娇娇俏俏的美人似乎一夜间落寞了不少,往素里眉梢虽同现在一样,初瞧一眼却是掩饰不住的张扬妩媚的美。
如今却像泡多了苦水,当真是柳腰盈盈不堪一握,风一吹便倒,我见尤怜。
萧铎直觉这般情状与芳姨娘口中所言之事有关,只是不知南栖是因被冤枉了难受还是听闻二哥要娶妻了难受。
无端地,心口塞了团棉絮般,夜色愈发浓了,呼吸间总觉含着冷气,从嗓子眼凉到心里头去。
萧铎背在后头的手指紧紧地攥在了一起,保持着声音依旧如常道:“南栖,那我便唤你南栖姑娘。”
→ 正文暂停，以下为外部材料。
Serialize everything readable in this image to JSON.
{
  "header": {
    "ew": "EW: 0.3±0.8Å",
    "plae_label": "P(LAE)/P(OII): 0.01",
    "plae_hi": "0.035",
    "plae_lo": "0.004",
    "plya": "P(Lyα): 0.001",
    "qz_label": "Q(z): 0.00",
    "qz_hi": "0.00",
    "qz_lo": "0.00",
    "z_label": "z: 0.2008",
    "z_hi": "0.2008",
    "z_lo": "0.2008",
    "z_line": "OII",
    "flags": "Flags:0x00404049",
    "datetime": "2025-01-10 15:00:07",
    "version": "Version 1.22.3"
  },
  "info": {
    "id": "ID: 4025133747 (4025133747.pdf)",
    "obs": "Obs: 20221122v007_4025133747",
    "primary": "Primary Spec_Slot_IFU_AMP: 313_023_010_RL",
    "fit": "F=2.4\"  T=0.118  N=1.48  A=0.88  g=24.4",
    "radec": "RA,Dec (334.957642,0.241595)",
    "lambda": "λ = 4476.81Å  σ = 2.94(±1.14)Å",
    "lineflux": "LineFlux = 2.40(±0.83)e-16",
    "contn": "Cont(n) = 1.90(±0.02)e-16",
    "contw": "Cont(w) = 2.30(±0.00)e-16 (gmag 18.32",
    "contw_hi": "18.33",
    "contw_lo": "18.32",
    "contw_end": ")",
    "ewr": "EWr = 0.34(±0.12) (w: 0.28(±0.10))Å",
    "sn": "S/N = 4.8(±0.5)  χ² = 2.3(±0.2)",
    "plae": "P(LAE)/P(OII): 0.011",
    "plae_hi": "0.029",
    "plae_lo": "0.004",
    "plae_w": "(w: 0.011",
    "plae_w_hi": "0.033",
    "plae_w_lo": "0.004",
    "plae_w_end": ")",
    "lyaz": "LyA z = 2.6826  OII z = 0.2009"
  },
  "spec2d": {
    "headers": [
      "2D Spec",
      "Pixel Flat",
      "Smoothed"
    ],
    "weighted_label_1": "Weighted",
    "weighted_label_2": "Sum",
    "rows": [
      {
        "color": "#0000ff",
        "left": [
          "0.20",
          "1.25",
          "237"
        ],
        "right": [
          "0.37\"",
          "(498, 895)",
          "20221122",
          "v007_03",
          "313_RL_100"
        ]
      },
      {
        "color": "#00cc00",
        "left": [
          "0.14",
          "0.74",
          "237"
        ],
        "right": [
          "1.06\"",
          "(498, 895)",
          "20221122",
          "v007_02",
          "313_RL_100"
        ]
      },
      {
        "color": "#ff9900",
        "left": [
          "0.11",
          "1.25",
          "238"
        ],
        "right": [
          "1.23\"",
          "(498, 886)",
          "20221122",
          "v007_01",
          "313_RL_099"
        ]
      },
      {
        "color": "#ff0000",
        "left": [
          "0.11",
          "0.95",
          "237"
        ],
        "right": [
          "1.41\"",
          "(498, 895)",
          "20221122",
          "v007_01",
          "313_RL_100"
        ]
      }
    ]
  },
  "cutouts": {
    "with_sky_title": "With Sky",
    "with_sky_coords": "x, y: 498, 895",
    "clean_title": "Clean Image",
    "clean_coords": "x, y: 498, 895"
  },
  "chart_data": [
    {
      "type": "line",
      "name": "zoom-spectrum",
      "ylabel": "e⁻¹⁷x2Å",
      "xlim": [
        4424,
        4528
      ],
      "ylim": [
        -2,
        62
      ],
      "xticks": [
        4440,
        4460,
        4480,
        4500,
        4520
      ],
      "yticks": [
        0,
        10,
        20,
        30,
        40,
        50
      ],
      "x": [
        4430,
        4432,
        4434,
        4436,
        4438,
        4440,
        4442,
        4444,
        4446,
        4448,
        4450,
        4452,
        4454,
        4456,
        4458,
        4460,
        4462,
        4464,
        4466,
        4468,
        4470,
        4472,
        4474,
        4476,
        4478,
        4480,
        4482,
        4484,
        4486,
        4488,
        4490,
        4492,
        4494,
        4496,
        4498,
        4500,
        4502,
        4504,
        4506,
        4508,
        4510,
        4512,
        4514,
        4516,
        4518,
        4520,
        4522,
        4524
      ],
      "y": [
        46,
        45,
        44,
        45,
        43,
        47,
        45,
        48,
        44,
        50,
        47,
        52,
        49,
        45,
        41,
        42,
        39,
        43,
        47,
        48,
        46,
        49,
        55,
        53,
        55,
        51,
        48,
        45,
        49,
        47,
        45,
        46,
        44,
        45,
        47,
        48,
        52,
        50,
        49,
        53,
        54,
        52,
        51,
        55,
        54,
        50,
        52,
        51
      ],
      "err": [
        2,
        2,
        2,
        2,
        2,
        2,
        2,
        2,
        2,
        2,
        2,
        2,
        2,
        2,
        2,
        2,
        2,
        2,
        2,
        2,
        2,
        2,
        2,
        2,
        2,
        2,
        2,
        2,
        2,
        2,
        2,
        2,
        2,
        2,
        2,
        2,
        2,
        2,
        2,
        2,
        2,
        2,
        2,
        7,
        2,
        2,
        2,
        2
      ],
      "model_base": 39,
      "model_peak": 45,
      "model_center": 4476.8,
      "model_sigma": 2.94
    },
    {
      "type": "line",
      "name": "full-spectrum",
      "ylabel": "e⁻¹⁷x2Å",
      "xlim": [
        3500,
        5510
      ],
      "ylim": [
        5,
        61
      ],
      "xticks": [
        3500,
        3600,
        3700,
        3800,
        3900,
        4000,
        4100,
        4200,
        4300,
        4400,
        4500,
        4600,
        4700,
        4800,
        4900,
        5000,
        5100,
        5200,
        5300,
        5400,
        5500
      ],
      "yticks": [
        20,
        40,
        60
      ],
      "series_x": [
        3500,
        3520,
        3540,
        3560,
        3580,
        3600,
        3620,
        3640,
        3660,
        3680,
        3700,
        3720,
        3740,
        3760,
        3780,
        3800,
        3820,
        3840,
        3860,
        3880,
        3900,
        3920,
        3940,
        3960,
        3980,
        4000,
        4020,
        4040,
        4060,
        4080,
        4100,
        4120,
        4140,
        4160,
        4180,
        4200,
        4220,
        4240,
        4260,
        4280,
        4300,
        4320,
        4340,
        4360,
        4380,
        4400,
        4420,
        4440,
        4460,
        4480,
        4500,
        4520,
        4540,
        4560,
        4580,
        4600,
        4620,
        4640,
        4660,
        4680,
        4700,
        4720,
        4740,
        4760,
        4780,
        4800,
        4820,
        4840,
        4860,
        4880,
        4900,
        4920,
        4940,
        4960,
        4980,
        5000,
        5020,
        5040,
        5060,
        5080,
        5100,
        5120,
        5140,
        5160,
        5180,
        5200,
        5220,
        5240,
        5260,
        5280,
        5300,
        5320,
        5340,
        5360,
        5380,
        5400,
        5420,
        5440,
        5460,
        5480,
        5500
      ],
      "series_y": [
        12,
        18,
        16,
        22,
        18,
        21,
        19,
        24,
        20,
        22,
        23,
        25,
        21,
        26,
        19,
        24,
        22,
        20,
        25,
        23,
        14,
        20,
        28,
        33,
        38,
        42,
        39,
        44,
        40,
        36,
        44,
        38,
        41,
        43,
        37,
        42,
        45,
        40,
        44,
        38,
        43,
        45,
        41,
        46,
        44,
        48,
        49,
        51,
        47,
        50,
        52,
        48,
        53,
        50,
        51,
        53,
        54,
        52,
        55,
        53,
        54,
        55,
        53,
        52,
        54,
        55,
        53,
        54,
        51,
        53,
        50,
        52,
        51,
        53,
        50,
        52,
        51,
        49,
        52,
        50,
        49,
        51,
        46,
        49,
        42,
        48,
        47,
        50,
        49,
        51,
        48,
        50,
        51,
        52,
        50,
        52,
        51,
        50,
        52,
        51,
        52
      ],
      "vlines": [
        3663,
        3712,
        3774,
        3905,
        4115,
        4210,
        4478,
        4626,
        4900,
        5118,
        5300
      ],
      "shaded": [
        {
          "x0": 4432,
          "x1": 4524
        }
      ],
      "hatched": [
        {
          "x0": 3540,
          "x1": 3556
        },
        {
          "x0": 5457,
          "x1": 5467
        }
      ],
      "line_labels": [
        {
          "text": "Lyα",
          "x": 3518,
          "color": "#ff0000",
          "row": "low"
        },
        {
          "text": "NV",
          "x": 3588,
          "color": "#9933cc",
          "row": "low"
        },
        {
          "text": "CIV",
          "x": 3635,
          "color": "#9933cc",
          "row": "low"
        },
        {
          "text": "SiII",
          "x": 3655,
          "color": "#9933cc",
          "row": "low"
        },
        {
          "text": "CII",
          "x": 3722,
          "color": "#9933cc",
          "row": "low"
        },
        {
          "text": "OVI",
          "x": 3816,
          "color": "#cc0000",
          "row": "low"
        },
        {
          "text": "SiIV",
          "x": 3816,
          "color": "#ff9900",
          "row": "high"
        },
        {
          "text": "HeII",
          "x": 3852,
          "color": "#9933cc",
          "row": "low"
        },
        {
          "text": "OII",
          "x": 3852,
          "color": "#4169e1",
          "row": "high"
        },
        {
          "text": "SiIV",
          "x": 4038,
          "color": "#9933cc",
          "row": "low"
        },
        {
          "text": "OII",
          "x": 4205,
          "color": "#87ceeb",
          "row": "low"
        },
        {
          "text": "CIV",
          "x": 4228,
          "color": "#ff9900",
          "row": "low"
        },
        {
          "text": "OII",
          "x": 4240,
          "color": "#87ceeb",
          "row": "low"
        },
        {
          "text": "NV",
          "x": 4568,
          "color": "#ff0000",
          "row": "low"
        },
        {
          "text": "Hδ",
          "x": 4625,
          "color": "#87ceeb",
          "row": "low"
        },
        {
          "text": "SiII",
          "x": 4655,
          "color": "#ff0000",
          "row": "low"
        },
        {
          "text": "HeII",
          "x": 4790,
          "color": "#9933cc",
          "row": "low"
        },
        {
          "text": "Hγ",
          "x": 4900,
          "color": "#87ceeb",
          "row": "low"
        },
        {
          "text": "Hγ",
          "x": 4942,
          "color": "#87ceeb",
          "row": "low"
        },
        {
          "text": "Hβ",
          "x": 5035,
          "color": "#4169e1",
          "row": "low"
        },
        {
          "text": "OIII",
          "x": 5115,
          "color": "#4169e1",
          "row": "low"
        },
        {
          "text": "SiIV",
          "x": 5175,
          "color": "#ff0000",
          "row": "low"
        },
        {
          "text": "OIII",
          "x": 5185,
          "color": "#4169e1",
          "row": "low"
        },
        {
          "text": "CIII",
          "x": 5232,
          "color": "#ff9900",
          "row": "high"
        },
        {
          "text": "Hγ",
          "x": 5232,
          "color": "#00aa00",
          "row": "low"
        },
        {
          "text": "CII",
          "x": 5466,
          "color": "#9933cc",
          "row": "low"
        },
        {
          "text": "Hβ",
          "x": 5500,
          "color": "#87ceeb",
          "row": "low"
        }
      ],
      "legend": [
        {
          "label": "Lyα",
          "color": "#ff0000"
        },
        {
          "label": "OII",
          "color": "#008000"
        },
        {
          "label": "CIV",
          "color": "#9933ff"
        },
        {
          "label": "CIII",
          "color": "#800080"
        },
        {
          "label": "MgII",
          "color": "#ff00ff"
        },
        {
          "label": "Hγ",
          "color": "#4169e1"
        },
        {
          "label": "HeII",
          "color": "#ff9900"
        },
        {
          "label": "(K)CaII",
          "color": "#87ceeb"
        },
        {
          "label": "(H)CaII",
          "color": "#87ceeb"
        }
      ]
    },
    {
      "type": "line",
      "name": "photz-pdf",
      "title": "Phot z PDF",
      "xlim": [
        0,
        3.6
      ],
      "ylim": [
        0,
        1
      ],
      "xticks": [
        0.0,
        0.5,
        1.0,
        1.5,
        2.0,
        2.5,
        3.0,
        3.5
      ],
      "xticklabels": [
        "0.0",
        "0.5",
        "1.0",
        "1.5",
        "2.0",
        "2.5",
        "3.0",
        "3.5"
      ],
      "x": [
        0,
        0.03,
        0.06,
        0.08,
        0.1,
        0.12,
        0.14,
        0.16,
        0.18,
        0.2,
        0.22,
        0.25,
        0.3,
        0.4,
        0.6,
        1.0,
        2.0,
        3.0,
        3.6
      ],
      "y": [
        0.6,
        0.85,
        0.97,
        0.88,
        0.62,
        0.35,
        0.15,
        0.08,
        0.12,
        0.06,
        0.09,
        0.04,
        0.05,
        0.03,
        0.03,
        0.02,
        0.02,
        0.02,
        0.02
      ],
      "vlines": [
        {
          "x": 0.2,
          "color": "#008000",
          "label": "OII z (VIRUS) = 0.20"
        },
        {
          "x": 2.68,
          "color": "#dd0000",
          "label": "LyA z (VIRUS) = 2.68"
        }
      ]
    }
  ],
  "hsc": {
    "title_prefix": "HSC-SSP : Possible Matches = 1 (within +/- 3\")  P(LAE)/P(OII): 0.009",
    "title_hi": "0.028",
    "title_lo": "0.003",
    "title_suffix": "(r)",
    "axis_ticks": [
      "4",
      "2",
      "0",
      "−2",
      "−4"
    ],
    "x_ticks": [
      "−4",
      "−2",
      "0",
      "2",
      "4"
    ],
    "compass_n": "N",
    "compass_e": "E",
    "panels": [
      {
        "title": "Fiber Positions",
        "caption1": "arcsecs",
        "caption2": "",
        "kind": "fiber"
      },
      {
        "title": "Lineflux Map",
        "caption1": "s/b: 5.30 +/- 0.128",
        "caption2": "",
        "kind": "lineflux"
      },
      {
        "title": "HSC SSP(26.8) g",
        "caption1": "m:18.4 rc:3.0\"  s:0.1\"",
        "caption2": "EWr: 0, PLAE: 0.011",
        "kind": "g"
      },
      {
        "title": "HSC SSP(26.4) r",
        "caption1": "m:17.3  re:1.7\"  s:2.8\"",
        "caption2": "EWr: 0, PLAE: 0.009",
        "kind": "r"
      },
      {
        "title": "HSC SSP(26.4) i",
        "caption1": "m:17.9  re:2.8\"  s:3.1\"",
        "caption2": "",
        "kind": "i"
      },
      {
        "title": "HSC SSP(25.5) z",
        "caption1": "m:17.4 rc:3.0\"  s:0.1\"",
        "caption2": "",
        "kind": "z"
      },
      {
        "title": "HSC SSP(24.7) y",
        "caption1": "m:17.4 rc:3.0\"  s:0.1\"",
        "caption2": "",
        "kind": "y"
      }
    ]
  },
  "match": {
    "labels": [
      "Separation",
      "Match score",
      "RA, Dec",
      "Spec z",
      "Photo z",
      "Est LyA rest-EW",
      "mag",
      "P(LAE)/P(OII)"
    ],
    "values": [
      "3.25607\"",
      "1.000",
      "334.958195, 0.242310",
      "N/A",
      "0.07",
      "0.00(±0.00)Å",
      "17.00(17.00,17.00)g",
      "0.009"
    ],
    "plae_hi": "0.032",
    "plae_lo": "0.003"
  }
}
“下学归来,便听闻母亲将你院中一刁奴杖毙了,不知南栖可因此事受了委屈?”
南栖抬头看面前容色清隽之人,察觉出其中关切之意。若放于往常她定是会好好利用,可如今无论与衍哥哥成与不成,都得里府上的公子远远的。
萧铎便见南栖摇了摇头,声音依旧轻轻柔柔,如羽毛般抚过人心尖却又不带走什么,辨不出任何感情:“南栖无事,多谢四公子关心。”
他想见南栖如那夜般,轻嗅初绽的寒梅便笑的那般满足,那双美极了的潋滟桃花眸洋溢着神彩。而不是如今这般失魂落魄的模样。
想着他能给她什么,叫她能如从前那般发自内心地笑。
萧铎哑了声般,沉寂一瞬道:“南栖,其实自从梅园夜宴那晚过后我便心悦于你。那日归院后我醒了酒,便问下头的人那位红衣姑娘是谁。却忘了我们见过的,梅花宴前你在亭子外头,我在亭子里头。”